Catastrophizing & Minimizing
I am a recovering catstrophizer. When anything went awry from how I thought they “should be,” extreme pessimism set in. Growing up, one of our family mottos was, “Prepare for the worst and hope for the best.” I was exceptional at preparing for the worst.
Catastrophizing
Being prepared is different from catastrophizing.
Preparation looks like packing a swimsuit, sunscreen, and sandals on a summer trip to Hawaii. Catastrophizing is when you hyper-focus on your worry of being cold, so you also pack warm socks, long pants, and a heavy coat (just in case). It weighs you down and brings along a baggage fee.
Catastrophizing skews your perspective and way of thinking. You no longer see things for how they are but only as you fear they will be.
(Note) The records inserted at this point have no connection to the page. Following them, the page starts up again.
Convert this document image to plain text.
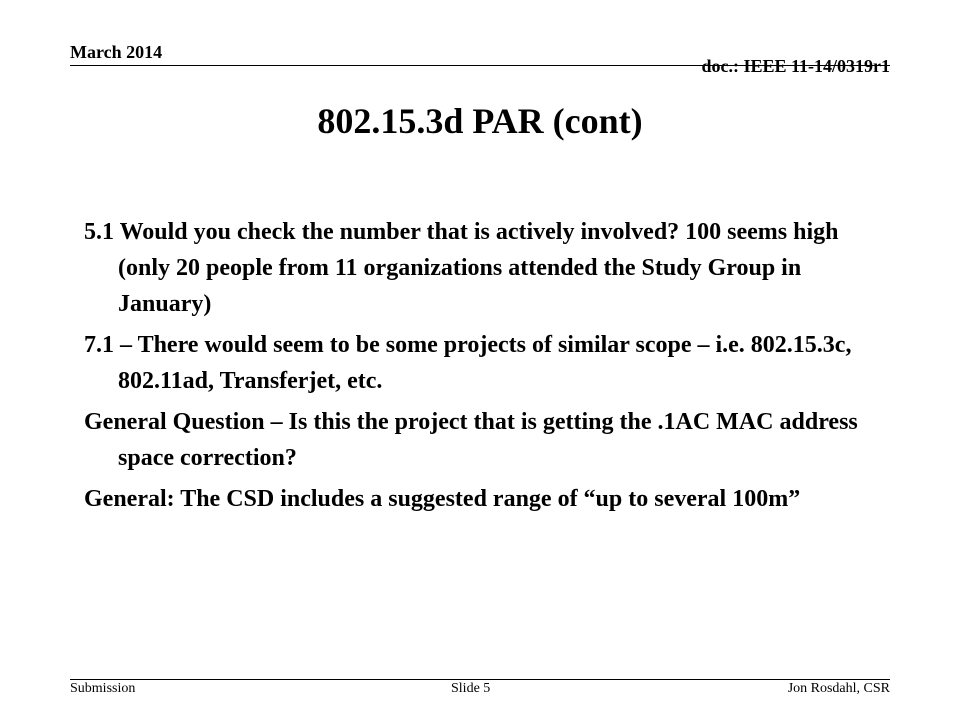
March 2014
doc.: IEEE 11-14/0319r1
802.15.3d PAR (cont)
5.1 Would you check the number that is actively involved? 100 seems high (only 20 people from 11 organizations attended the Study Group in January)
7.1 – There would seem to be some projects of similar scope – i.e. 802.15.3c, 802.11ad, Transferjet, etc.
General Question – Is this the project that is getting the .1AC MAC address space correction?
General: The CSD includes a suggested range of “up to several 100m”
Submission	Slide 5	Jon Rosdahl, CSR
As you focus on the fear, it increases, making the terrible possibility seem like the only “reasonable” outcome.
When the terrible outcome never arrives, you feel relief rather than joy. It's hard to celebrate and savor the good times after suffering weeks of unending anxiety.
Minimizing
Yet minimizing pain and suffering is also problematic.
Brushing troubles aside as “first-world problems” or trying to ignore, distract, and numb away unpleasant emotions disconnects you from your pain and your humanity.
When minimizing, I often say, “I'm fine. I'm fine. I'm FINE.” After many “fine” moments, I realize that FINE means:
F- Fundamentally
I- Imminent
N- Nuclear
E- Explosion
Minimizing puts my pain in a pressure cooker, stuffing it down until I explode or hiss my resentful steam in the direction of my dog, kids, or husband.
Mindfulness
Self-compassion reminds us that we don't need to exaggerate nor minimize whatever pain we're in. Mindfulness is the radical acceptance of what is here right now, at this moment.
Without mindfulness, you will constantly look at your life through a Fun House mirror, exaggerating some features while minimizing others. Mindfulness means looking at a clear mirror, without distortions: not amplifying the pain, not shrinking it down, instead, standing your sacred ground with what is.
This week, notice if you are catastrophizing or minimizing. Which one do you tend toward? How can you hold a clearer mirror to yourself and be with all that is present?